Since Fellenz sees anthropocentrism, rationalism, and individualism as essential features of traditional ethics, he argues that our moral relationship to animals requires us to find a new approach to morality. In the choice between denying animals moral relationships with humans and rejecting traditional ethics, Fellenz seems to think that it is clear that we cannot deny animals their moral status, so there is no other option but to do away with traditional ethics. Fellenz is prejudging the issue by labeling the emphasis on rationality and autonomy as a "bias" in Western ethics (p. 135). It's only a "real" bias if there is no reason to place higher moral status on rationality and autonomy. But there are strong arguments in favor of the idea that those qualities are essential to being a moral agent and that all moral worth is derived from the exercise of moral agency. These arguments need to be addressed before closing off the possibility that animals can only have derivate and indirect moral status.

The Lessons of Postmodern Philosophy

In chapter 8 of “The Moral Menagerie”, Fellenz shifts his focus to the predicament of animal ethics in postmodern philosophy. According to Fellenz, the notion of animal ethics is, ostensibly, a counteractive force to postmodernism employment of modern humanism. Because postmodern thought had successfully deconstructed many of the prior social and cultural norms/categories, it also provided room for a newer interpretation of animals; through yet an even stronger anthropocentric lens. Instead of assessing the value of animals as organisms with ends in themselves, postmodern thinkers such as Jean-Paul Sartre applied humanist terminology to re-evaluate the purpose of animals in relation to the human individual. Hence, the emergence of postmodern philosophy posed an even greater question to the significance of animals, as it strived to rule out non-humanist approaches to animal ethics (Fellenz, pg. 156). This is where Fellenz concludes that “if the call of the animal challenges modern humanism, postmodernism perhaps signals the demise of the animal” (pg. 142).

Postmodernism Applied

Fellenz applies two prominent postmodern thinkers and beings his analysis of the postmodern conception of animals with select passages from Martin Heidegger’s lecture course The Fundamental Concepts of Metaphysics. Within his analysis, Fellenz focus primarily on Heidegger’s notion of Being (Dasien), as a “world forming” entity, and whether or not such a category holds relevance to animals. According to Heidegger, humans are Beings who have a “world forming” relation to the world because they “make the world possible”, whereas inanimate objects (e.g. rocks, tables, houses) are “worldless” because they “are without access to other beings” (142-43). The controversy with Heidegger’s philosophic explanation of Being, however, is that it omits a secure category for animals. Since animals are neither “world forming” nor “worldless”, there becomes a much-needed explanation for the categorical placement of animals. Hence, Heidegger describes animals as being “poor in the world”, thus adding more to the already ambiguous topic of animal ethics. Evidently, this where Fellez attempts to advance his point on the general exclusion/ “demise” of animal ethics in postmodernism.
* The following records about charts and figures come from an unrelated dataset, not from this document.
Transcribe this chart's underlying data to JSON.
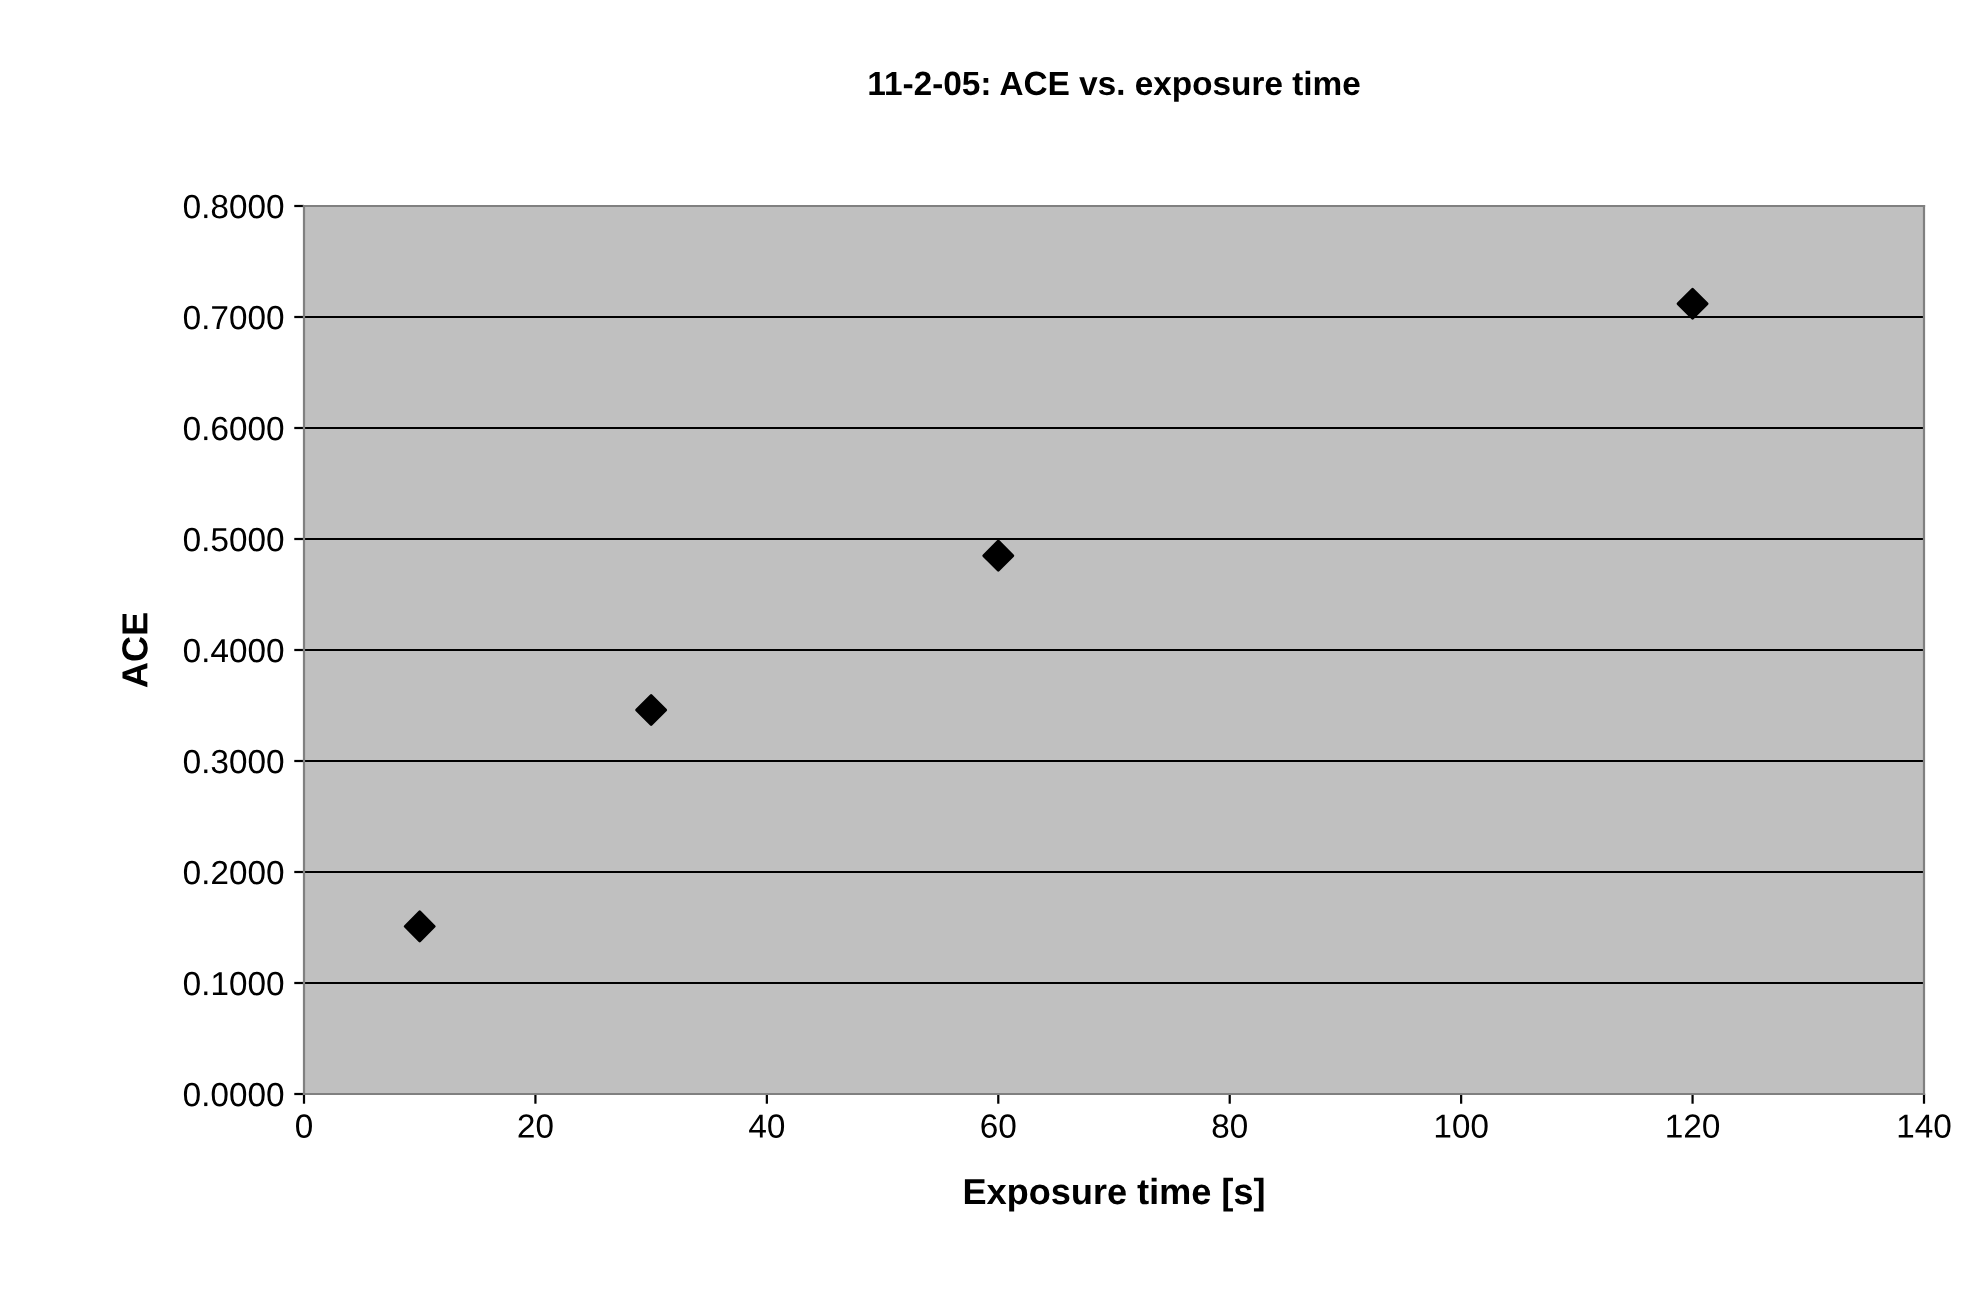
{
  "chart_data": {
    "type": "scatter",
    "title": "11-2-05: ACE vs. exposure time",
    "xlabel": "Exposure time [s]",
    "ylabel": "ACE",
    "x": [
      10,
      30,
      60,
      120
    ],
    "series": [
      {
        "color": "#000000",
        "values": [
          0.151,
          0.346,
          0.485,
          0.712
        ]
      }
    ],
    "xlim": [
      0,
      140
    ],
    "xticks": [
      0,
      20,
      40,
      60,
      80,
      100,
      120,
      140
    ],
    "ylim": [
      0,
      0.8
    ],
    "yticks": [
      {
        "value": 0,
        "label": "0.0000"
      },
      {
        "value": 0.1,
        "label": "0.1000"
      },
      {
        "value": 0.2,
        "label": "0.2000"
      },
      {
        "value": 0.3,
        "label": "0.3000"
      },
      {
        "value": 0.4,
        "label": "0.4000"
      },
      {
        "value": 0.5,
        "label": "0.5000"
      },
      {
        "value": 0.6,
        "label": "0.6000"
      },
      {
        "value": 0.7,
        "label": "0.7000"
      },
      {
        "value": 0.8,
        "label": "0.8000"
      }
    ],
    "grid": "y",
    "marker": "diamond",
    "legend": false
  }
}
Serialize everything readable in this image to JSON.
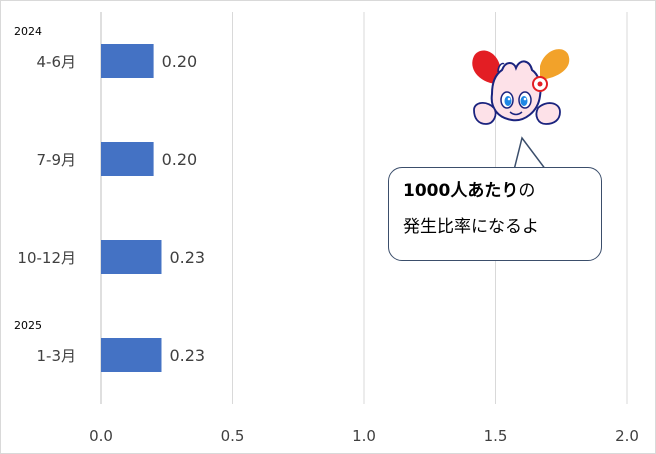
{
  "chart_data": {
    "type": "bar",
    "orientation": "horizontal",
    "categories": [
      "4-6月",
      "7-9月",
      "10-12月",
      "1-3月"
    ],
    "year_labels": [
      "2024",
      "",
      "",
      "2025"
    ],
    "values": [
      0.2,
      0.2,
      0.23,
      0.23
    ],
    "value_labels": [
      "0.20",
      "0.20",
      "0.23",
      "0.23"
    ],
    "xlim": [
      0.0,
      2.0
    ],
    "x_ticks": [
      "0.0",
      "0.5",
      "1.0",
      "1.5",
      "2.0"
    ],
    "x_tick_values": [
      0.0,
      0.5,
      1.0,
      1.5,
      2.0
    ],
    "grid": "vertical",
    "bar_color": "#4472c4",
    "grid_color": "#d9d9d9"
  },
  "callout": {
    "bold_text": "1000人あたり",
    "normal_text": "の",
    "line2": "発生比率になるよ"
  },
  "mascot": {
    "icon": "mascot-character-icon"
  }
}
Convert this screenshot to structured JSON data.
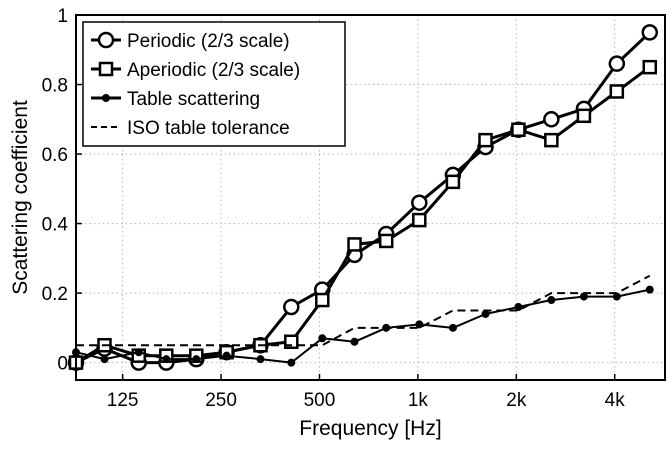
{
  "chart_data": {
    "type": "line",
    "xlabel": "Frequency [Hz]",
    "ylabel": "Scattering coefficient",
    "xscale": "log",
    "ylim": [
      -0.05,
      1.0
    ],
    "xlim": [
      90,
      5700
    ],
    "grid": true,
    "legend_position": "top-left",
    "x_ticks": [
      {
        "value": 125,
        "label": "125"
      },
      {
        "value": 250,
        "label": "250"
      },
      {
        "value": 500,
        "label": "500"
      },
      {
        "value": 1000,
        "label": "1k"
      },
      {
        "value": 2000,
        "label": "2k"
      },
      {
        "value": 4000,
        "label": "4k"
      }
    ],
    "y_ticks": [
      {
        "value": 0,
        "label": "0"
      },
      {
        "value": 0.2,
        "label": "0.2"
      },
      {
        "value": 0.4,
        "label": "0.4"
      },
      {
        "value": 0.6,
        "label": "0.6"
      },
      {
        "value": 0.8,
        "label": "0.8"
      },
      {
        "value": 1,
        "label": "1"
      }
    ],
    "series": [
      {
        "name": "Periodic (2/3 scale)",
        "marker": "circle",
        "line": "solid",
        "color": "#000000",
        "x": [
          90,
          110,
          140,
          170,
          210,
          260,
          330,
          410,
          510,
          640,
          800,
          1010,
          1280,
          1610,
          2030,
          2560,
          3220,
          4060,
          5120
        ],
        "y": [
          0.0,
          0.04,
          0.0,
          0.0,
          0.01,
          0.03,
          0.05,
          0.16,
          0.21,
          0.31,
          0.37,
          0.46,
          0.54,
          0.62,
          0.67,
          0.7,
          0.73,
          0.86,
          0.95
        ]
      },
      {
        "name": "Aperiodic (2/3 scale)",
        "marker": "square",
        "line": "solid",
        "color": "#000000",
        "x": [
          90,
          110,
          140,
          170,
          210,
          260,
          330,
          410,
          510,
          640,
          800,
          1010,
          1280,
          1610,
          2030,
          2560,
          3220,
          4060,
          5120
        ],
        "y": [
          0.0,
          0.05,
          0.02,
          0.02,
          0.02,
          0.03,
          0.05,
          0.06,
          0.18,
          0.34,
          0.35,
          0.41,
          0.52,
          0.64,
          0.67,
          0.64,
          0.71,
          0.78,
          0.85
        ]
      },
      {
        "name": "Table scattering",
        "marker": "dot",
        "line": "solid",
        "color": "#000000",
        "x": [
          90,
          110,
          140,
          170,
          210,
          260,
          330,
          410,
          510,
          640,
          800,
          1010,
          1280,
          1610,
          2030,
          2560,
          3220,
          4060,
          5120
        ],
        "y": [
          0.03,
          0.01,
          0.03,
          0.01,
          0.01,
          0.02,
          0.01,
          0.0,
          0.07,
          0.06,
          0.1,
          0.11,
          0.1,
          0.14,
          0.16,
          0.18,
          0.19,
          0.19,
          0.21
        ]
      },
      {
        "name": "ISO table tolerance",
        "marker": "none",
        "line": "dashed",
        "color": "#000000",
        "x": [
          90,
          110,
          140,
          170,
          210,
          260,
          330,
          410,
          510,
          640,
          800,
          1010,
          1280,
          1610,
          2030,
          2560,
          3220,
          4060,
          5120
        ],
        "y": [
          0.05,
          0.05,
          0.05,
          0.05,
          0.05,
          0.05,
          0.05,
          0.05,
          0.05,
          0.1,
          0.1,
          0.1,
          0.15,
          0.15,
          0.15,
          0.2,
          0.2,
          0.2,
          0.25
        ]
      }
    ]
  }
}
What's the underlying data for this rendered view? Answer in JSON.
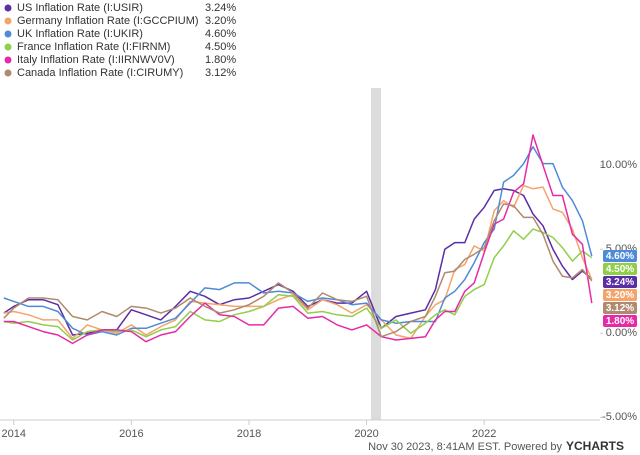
{
  "chart_data": {
    "type": "line",
    "x": [
      2013.83,
      2014.0,
      2014.25,
      2014.5,
      2014.75,
      2015.0,
      2015.25,
      2015.5,
      2015.75,
      2016.0,
      2016.25,
      2016.5,
      2016.75,
      2017.0,
      2017.25,
      2017.5,
      2017.75,
      2018.0,
      2018.25,
      2018.5,
      2018.75,
      2019.0,
      2019.25,
      2019.5,
      2019.75,
      2020.0,
      2020.25,
      2020.5,
      2020.75,
      2021.0,
      2021.17,
      2021.33,
      2021.5,
      2021.67,
      2021.83,
      2022.0,
      2022.17,
      2022.33,
      2022.5,
      2022.67,
      2022.83,
      2023.0,
      2023.17,
      2023.33,
      2023.5,
      2023.67,
      2023.83
    ],
    "series": [
      {
        "name": "US Inflation Rate (I:USIR)",
        "color": "#5b2ea6",
        "last_label": "3.24%",
        "values": [
          1.2,
          1.6,
          2.0,
          2.0,
          1.7,
          -0.1,
          0.0,
          0.2,
          0.2,
          1.4,
          1.1,
          0.8,
          1.6,
          2.5,
          2.2,
          1.7,
          2.0,
          2.1,
          2.5,
          2.9,
          2.5,
          1.6,
          2.0,
          1.8,
          1.8,
          2.5,
          0.3,
          1.0,
          1.2,
          1.4,
          2.6,
          5.0,
          5.4,
          5.4,
          6.8,
          7.5,
          8.5,
          8.6,
          8.5,
          8.2,
          7.1,
          6.4,
          5.0,
          4.0,
          3.2,
          3.7,
          3.24
        ]
      },
      {
        "name": "Germany Inflation Rate (I:GCCPIUM)",
        "color": "#f4a46a",
        "last_label": "3.20%",
        "values": [
          1.2,
          1.3,
          1.1,
          0.8,
          0.8,
          -0.3,
          0.5,
          0.2,
          0.0,
          0.5,
          -0.1,
          0.4,
          0.8,
          1.9,
          1.8,
          1.7,
          1.6,
          1.6,
          1.6,
          2.0,
          2.3,
          1.4,
          2.0,
          1.7,
          1.2,
          1.7,
          0.8,
          -0.1,
          -0.3,
          1.0,
          1.7,
          2.0,
          3.8,
          4.1,
          5.2,
          4.9,
          7.3,
          7.9,
          7.5,
          8.8,
          8.6,
          8.7,
          7.4,
          7.2,
          6.2,
          4.5,
          3.2
        ]
      },
      {
        "name": "UK Inflation Rate (I:UKIR)",
        "color": "#4e8ad8",
        "last_label": "4.60%",
        "values": [
          2.1,
          1.9,
          1.6,
          1.6,
          1.3,
          0.3,
          -0.1,
          0.1,
          -0.1,
          0.3,
          0.3,
          0.6,
          0.9,
          1.8,
          2.7,
          2.6,
          3.0,
          3.0,
          2.4,
          2.5,
          2.4,
          1.9,
          2.1,
          2.0,
          1.7,
          1.8,
          0.8,
          0.6,
          0.7,
          0.7,
          0.7,
          2.1,
          2.5,
          3.2,
          4.2,
          5.4,
          6.2,
          9.0,
          9.4,
          10.1,
          11.1,
          10.1,
          10.1,
          8.7,
          7.9,
          6.7,
          4.6
        ]
      },
      {
        "name": "France Inflation Rate (I:FIRNM)",
        "color": "#8fcf4a",
        "last_label": "4.50%",
        "values": [
          0.7,
          0.6,
          0.7,
          0.5,
          0.4,
          -0.4,
          0.1,
          0.2,
          0.1,
          0.2,
          -0.2,
          0.2,
          0.4,
          1.3,
          0.8,
          0.7,
          1.1,
          1.3,
          1.6,
          2.3,
          2.2,
          1.2,
          1.3,
          1.1,
          1.0,
          1.5,
          0.3,
          0.8,
          0.0,
          0.6,
          1.1,
          1.4,
          1.1,
          2.2,
          2.6,
          2.9,
          4.5,
          5.2,
          6.1,
          5.6,
          6.2,
          6.0,
          5.7,
          5.1,
          4.3,
          4.9,
          4.5
        ]
      },
      {
        "name": "Italy Inflation Rate (I:IIRNWV0V)",
        "color": "#e62aa5",
        "last_label": "1.80%",
        "values": [
          0.7,
          0.7,
          0.4,
          0.1,
          -0.1,
          -0.6,
          -0.1,
          0.2,
          0.2,
          0.1,
          -0.5,
          -0.1,
          0.1,
          1.0,
          1.8,
          1.1,
          1.0,
          0.5,
          0.5,
          1.5,
          1.6,
          0.9,
          1.0,
          0.5,
          0.2,
          0.5,
          -0.2,
          -0.4,
          -0.3,
          -0.2,
          0.8,
          1.3,
          1.3,
          2.5,
          3.0,
          4.8,
          6.5,
          6.8,
          8.4,
          8.9,
          11.8,
          10.0,
          8.2,
          8.2,
          5.9,
          5.3,
          1.8
        ]
      },
      {
        "name": "Canada Inflation Rate (I:CIRUMY)",
        "color": "#b08a6e",
        "last_label": "3.12%",
        "values": [
          0.9,
          1.5,
          2.1,
          2.1,
          2.0,
          1.0,
          0.8,
          1.3,
          1.0,
          1.6,
          1.5,
          1.2,
          1.5,
          2.1,
          1.6,
          1.2,
          1.4,
          1.7,
          2.2,
          3.0,
          2.4,
          1.5,
          2.4,
          2.0,
          1.9,
          2.2,
          -0.2,
          0.1,
          0.7,
          1.0,
          2.2,
          3.6,
          3.7,
          4.4,
          4.7,
          5.1,
          6.7,
          7.7,
          7.6,
          6.9,
          6.9,
          5.9,
          4.3,
          3.4,
          3.3,
          3.8,
          3.12
        ]
      }
    ],
    "xlim": [
      2013.8,
      2023.97
    ],
    "xticks": [
      2014,
      2016,
      2018,
      2020,
      2022
    ],
    "ylim": [
      -5.1,
      14.6
    ],
    "yticks": [
      {
        "value": -5,
        "label": "-5.00%"
      },
      {
        "value": 0,
        "label": "0.00%"
      },
      {
        "value": 5,
        "label": "5.00%"
      },
      {
        "value": 10,
        "label": "10.00%"
      }
    ],
    "grid": false,
    "footer": "Nov 30 2023, 8:41AM EST. Powered by",
    "brand": "YCHARTS"
  }
}
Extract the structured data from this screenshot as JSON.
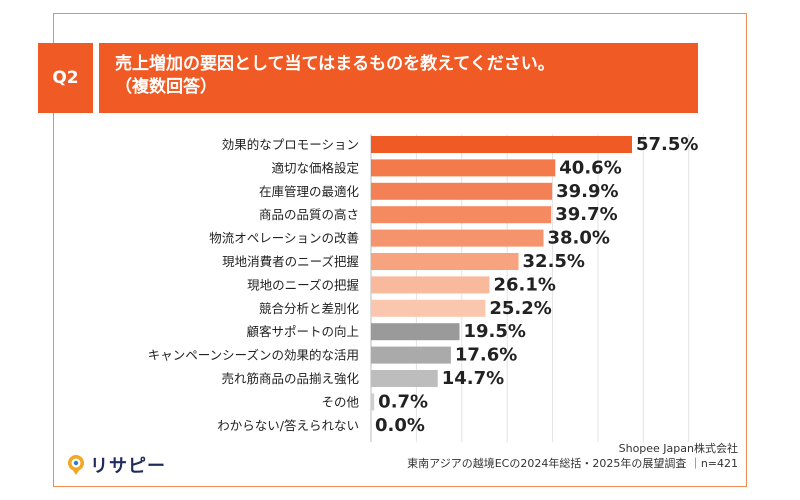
{
  "header": {
    "badge": "Q2",
    "title_line1": "売上増加の要因として当てはまるものを教えてください。",
    "title_line2": "（複数回答）"
  },
  "colors": {
    "accent": "#f05a24",
    "frame": "#f08a55"
  },
  "chart_data": {
    "type": "bar",
    "orientation": "horizontal",
    "categories": [
      "効果的なプロモーション",
      "適切な価格設定",
      "在庫管理の最適化",
      "商品の品質の高さ",
      "物流オペレーションの改善",
      "現地消費者のニーズ把握",
      "現地のニーズの把握",
      "競合分析と差別化",
      "顧客サポートの向上",
      "キャンペーンシーズンの効果的な活用",
      "売れ筋商品の品揃え強化",
      "その他",
      "わからない/答えられない"
    ],
    "values": [
      57.5,
      40.6,
      39.9,
      39.7,
      38.0,
      32.5,
      26.1,
      25.2,
      19.5,
      17.6,
      14.7,
      0.7,
      0.0
    ],
    "value_labels": [
      "57.5%",
      "40.6%",
      "39.9%",
      "39.7%",
      "38.0%",
      "32.5%",
      "26.1%",
      "25.2%",
      "19.5%",
      "17.6%",
      "14.7%",
      "0.7%",
      "0.0%"
    ],
    "bar_colors": [
      "#f05a24",
      "#f37a4b",
      "#f48055",
      "#f58a60",
      "#f5936c",
      "#f7a37f",
      "#f9b99c",
      "#fac7ae",
      "#9a9a9a",
      "#aaaaaa",
      "#bdbdbd",
      "#cfcfcf",
      "#cfcfcf"
    ],
    "xlim": [
      0,
      70
    ],
    "grid": true,
    "xlabel": "",
    "ylabel": ""
  },
  "footer": {
    "logo_text": "リサピー",
    "source_line1": "Shopee Japan株式会社",
    "source_line2": "東南アジアの越境ECの2024年総括・2025年の展望調査 ｜n=421"
  }
}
Although Heidegger’s conception of animals appears to strengthen Fellenz’s argument that postmodernism’s emphasis upon the human individual often marginalizes, if not excludes, the subject of animals, it does, however, uniquely consider the relationship of animals to humans; by bringing to mind whether or not the existence of animals entails a certain telos in light of both their own existence and human existence. Thus, the questions to be asked from Fellenz’s conclusion, is whether or not indeed the subject of animals ethics does holds significance to human ontology, and if so, then why should animals be of moral concern to humans?


Bibliography
Marc Fellenz. The Moral Menagerie: Philosophy and Animal Rights. University of Illinois Press, 2007.